HONG KONG (Reuters) - Chinese ride-hailing giant Didi Global showed off a robotaxi concept car it called "Didi Neuron" during a company event broadcast online on Thursday, which has robotic arms that can help passengers pick up bottles of water or carry their luggage.
By Josh Ye
HONG KONG (Reuters) – Chinese ride-hailing giant Didi Global said on Thursday that it is working with Chinese carmakers to develop its own robotaxis, which it aims to put into service by 2025, revealing a concept one with robotic arms it called “Didi Neuron”.
The company said that it is collaborating with multiple new energy carmakers in China on developing robotaxis.
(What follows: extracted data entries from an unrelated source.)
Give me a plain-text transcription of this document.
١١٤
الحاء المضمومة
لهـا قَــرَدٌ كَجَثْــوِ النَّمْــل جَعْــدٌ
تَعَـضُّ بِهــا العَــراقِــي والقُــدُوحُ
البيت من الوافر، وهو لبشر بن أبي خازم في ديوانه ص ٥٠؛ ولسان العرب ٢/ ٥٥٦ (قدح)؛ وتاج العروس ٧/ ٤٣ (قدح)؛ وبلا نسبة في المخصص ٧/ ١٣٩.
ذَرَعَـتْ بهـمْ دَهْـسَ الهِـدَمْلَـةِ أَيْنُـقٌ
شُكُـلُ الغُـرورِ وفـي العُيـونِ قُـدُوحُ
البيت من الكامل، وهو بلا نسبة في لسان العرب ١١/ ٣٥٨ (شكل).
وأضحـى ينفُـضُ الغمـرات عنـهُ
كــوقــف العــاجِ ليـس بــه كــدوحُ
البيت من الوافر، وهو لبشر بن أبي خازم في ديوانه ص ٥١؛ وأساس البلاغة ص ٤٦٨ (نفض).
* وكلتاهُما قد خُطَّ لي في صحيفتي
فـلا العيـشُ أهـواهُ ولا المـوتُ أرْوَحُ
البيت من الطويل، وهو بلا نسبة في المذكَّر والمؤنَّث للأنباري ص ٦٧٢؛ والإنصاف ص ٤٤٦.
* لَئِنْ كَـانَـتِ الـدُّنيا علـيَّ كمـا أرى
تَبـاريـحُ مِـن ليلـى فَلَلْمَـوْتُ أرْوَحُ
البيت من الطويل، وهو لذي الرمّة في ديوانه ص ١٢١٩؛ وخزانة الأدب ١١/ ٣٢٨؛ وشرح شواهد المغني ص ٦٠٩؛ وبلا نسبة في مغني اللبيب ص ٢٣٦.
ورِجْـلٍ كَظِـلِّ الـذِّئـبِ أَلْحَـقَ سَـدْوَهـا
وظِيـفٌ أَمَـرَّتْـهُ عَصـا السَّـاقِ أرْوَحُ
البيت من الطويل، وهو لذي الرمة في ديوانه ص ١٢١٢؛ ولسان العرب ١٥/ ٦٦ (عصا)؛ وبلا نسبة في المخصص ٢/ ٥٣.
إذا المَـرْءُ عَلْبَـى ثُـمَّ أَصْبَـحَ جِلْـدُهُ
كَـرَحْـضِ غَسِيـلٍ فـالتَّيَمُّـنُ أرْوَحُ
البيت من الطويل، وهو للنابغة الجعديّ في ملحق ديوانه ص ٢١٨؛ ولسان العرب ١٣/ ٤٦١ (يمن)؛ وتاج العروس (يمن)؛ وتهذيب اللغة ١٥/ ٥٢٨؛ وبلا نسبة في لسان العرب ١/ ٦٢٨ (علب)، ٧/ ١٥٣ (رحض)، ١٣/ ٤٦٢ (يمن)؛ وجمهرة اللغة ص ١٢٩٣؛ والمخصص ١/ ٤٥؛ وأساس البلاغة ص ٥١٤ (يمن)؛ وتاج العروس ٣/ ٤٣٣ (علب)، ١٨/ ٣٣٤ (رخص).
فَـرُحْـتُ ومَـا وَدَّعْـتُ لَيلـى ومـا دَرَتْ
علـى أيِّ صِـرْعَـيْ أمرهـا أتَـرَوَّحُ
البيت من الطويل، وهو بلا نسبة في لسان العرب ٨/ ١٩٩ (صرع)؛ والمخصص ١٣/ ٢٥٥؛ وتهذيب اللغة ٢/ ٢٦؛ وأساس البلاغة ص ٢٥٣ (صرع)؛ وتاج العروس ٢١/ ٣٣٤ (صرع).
“We hope they can enter Didi’s network and provide services by 2025,” Didi Autonomous Driving COO Meng Xing said at a company event that was livestreamed online.
“We hope they will be domestically produced. We hope the supply chain is controllable, and even 90% of the key components inside can be domestically produced,” he said.
He also showed off a robotaxi concept car called “Didi Neuron”, with robotic arms that can help passengers pick up luggage.
The blue and white vehicle had no driver’s seat, maximizing space for passengers.
Didi also announced a lidar sensor and a car computing device at the event, which showcased Didi’s most significant developments for its autonomous driving plan in years as it looks to make progress after almost two years of regulatory troubles.
Didi began to develop and test autonomous driving vehicles (AV) in 2016 and its AV unit has raised hundreds of millions of dollars in investment from firms such as IDG Capital and Guotai Junan.
Didi allows users in some parts of Shanghai and the southern city of Guangzhou to hail self-driving cars through its main app. Swedish carmaker Volvo, owned by Geely, supplies Didi’s self-driving fleet.
Didi ran afoul of Chinese regulators when in 2021 it pressed ahead with a U.S. stock listing against their wishes, sources previously told Reuters.
China’s cyberspace watchdog then launched cybersecurity investigation of the firm that forced it to take down its 25 mobile apps from app stores and suspend new user registration.
It later delisted from New York and was fined $1.2 billion over data-security breaches. In January, it was allowed to resume new user registrations.